Revolutionary Worker #1166, September 15, 2002, posted at http://rwor.org
In issue #1165, page 3, the article "A Time to Resist" erroneously reported that the U.S. State Department had placed the Maoist party in Nepal on its "terrorist list." To be clear: The U.S. State Department has not put the Communist Party of Nepal (Maoist) on their official list of "terrorists."
The People's War in Nepal is a genuine war of liberation--that has nothing in common with groups like al Qaida. But the Nepalese government and the Indian government have officially labeled the CPN (Maoist) terrorist. And the rulers of Nepal have packaged their plea for foreign help to fight the insurgency as part of the "global fight against terrorism."

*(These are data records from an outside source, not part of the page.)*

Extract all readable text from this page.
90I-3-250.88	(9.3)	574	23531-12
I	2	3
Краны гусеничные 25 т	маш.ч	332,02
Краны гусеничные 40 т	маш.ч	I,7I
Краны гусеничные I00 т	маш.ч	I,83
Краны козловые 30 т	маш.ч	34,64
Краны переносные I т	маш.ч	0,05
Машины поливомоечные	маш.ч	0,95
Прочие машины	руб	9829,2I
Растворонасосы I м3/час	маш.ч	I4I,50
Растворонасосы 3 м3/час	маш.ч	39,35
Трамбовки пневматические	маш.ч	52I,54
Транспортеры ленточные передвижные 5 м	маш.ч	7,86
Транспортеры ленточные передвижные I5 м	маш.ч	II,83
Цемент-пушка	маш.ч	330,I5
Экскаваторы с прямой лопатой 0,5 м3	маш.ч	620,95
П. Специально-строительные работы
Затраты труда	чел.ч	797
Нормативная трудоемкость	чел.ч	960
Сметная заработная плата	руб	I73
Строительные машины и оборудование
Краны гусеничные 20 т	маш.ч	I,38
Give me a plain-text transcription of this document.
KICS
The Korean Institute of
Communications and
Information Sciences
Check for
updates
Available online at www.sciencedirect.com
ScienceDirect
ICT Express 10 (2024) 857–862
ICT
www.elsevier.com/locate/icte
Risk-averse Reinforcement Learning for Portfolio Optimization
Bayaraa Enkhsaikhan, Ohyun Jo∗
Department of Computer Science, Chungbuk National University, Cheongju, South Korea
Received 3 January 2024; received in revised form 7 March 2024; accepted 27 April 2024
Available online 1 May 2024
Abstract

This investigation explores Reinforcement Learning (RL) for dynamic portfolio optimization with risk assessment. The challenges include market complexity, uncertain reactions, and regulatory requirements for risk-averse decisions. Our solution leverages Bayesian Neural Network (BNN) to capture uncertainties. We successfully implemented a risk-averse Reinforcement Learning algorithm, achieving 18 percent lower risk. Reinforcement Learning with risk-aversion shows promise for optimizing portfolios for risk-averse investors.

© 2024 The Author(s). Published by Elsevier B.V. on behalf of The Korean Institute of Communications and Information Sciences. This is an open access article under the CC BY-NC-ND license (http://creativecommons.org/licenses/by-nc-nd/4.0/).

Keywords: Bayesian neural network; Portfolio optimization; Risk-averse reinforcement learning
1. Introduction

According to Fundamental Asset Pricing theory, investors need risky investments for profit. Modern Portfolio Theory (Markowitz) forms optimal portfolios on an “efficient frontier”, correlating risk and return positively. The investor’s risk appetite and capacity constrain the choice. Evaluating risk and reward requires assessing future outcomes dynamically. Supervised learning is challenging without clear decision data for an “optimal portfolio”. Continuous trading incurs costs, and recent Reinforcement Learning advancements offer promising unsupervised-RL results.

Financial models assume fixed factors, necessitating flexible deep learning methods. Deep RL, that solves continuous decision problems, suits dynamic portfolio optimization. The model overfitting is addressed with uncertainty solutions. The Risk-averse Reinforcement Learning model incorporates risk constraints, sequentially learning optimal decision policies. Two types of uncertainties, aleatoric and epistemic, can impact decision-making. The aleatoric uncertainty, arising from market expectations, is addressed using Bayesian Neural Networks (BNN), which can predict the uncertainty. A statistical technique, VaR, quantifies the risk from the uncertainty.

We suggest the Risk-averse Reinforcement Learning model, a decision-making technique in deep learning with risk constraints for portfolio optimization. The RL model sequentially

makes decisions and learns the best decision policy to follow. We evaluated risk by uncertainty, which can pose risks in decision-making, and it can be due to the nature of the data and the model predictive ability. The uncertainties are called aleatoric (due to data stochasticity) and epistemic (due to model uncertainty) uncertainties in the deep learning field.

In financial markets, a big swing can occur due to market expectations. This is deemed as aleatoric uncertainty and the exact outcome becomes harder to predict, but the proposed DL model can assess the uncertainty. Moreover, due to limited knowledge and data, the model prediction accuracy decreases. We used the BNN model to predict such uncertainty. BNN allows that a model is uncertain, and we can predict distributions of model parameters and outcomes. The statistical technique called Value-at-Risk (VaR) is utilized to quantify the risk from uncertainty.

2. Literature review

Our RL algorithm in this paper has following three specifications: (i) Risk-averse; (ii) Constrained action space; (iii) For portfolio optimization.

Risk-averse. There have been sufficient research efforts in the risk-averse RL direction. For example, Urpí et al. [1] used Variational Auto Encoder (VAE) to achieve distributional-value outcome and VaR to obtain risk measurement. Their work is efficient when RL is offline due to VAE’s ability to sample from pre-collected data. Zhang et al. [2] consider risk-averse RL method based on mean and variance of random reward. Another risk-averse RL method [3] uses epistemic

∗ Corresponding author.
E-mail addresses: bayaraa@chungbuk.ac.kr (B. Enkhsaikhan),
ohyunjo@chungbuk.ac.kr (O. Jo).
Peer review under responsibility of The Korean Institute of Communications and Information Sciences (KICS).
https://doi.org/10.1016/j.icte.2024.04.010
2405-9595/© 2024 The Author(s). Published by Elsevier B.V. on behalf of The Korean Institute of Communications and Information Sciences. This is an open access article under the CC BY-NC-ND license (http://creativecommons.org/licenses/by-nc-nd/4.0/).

Again, the U.S. State Department has not put the CPN (Maoist) on their official list of "terrorists." But the U.S. government--along with Britain and other imperialist powers--are all supporting the Nepalese regime's campaign against the Maoists, in which hundreds of people in Nepal's countryside are being killed; many more, accused of being "Maoist sympathizers," are being rounded up and jailed; and all kinds of constitutional rights have been suspended.
U.S. Secretary of State Colin Powell went to Nepal in January to meet with the King, Prime Minister and head of the Royal Nepalese Army. President Bush invited Nepal's Prime Minister Deuba to the White House to talk in May and then asked Congress to approve $20 million in military and economic aid for Nepal. Christina Rocca, Assistant Secretary of State for South Asian Affairs, testified to the House International Relations Committee that "The Maoists [in Nepal] have shown themselves to be a ruthless enemy by their tactics in the field and through terrorist attacks against both government targets and innocent civilians." And the U.S. government has given special training on "resistance against Maoist terrorism" to Nepali officials.
This is another example of how the U.S. declares "terrorism" to be "anything we say it is," and how its "war on terrorism" is being used to attack any force--including a genuine war of liberation--that threatens U.S. interests.
The People's War in Nepal has widespread support throughout the country. In liberated base areas, the Maoists have established revolutionary forms of government where millions of peasants are exercising a "new people's power." And battles against the Royal Nepalese Army have involved, at times, several hundred, even thousands, of peasants.
The growing involvement of the U.S. in supporting the counterrevolution in Nepal is an example of how the "U.S. war on terrorism" is being used as a cover to justify war on any and all insurgencies which threaten U.S. interests--including genuine revolutions aimed at overthrowing oppressive governments.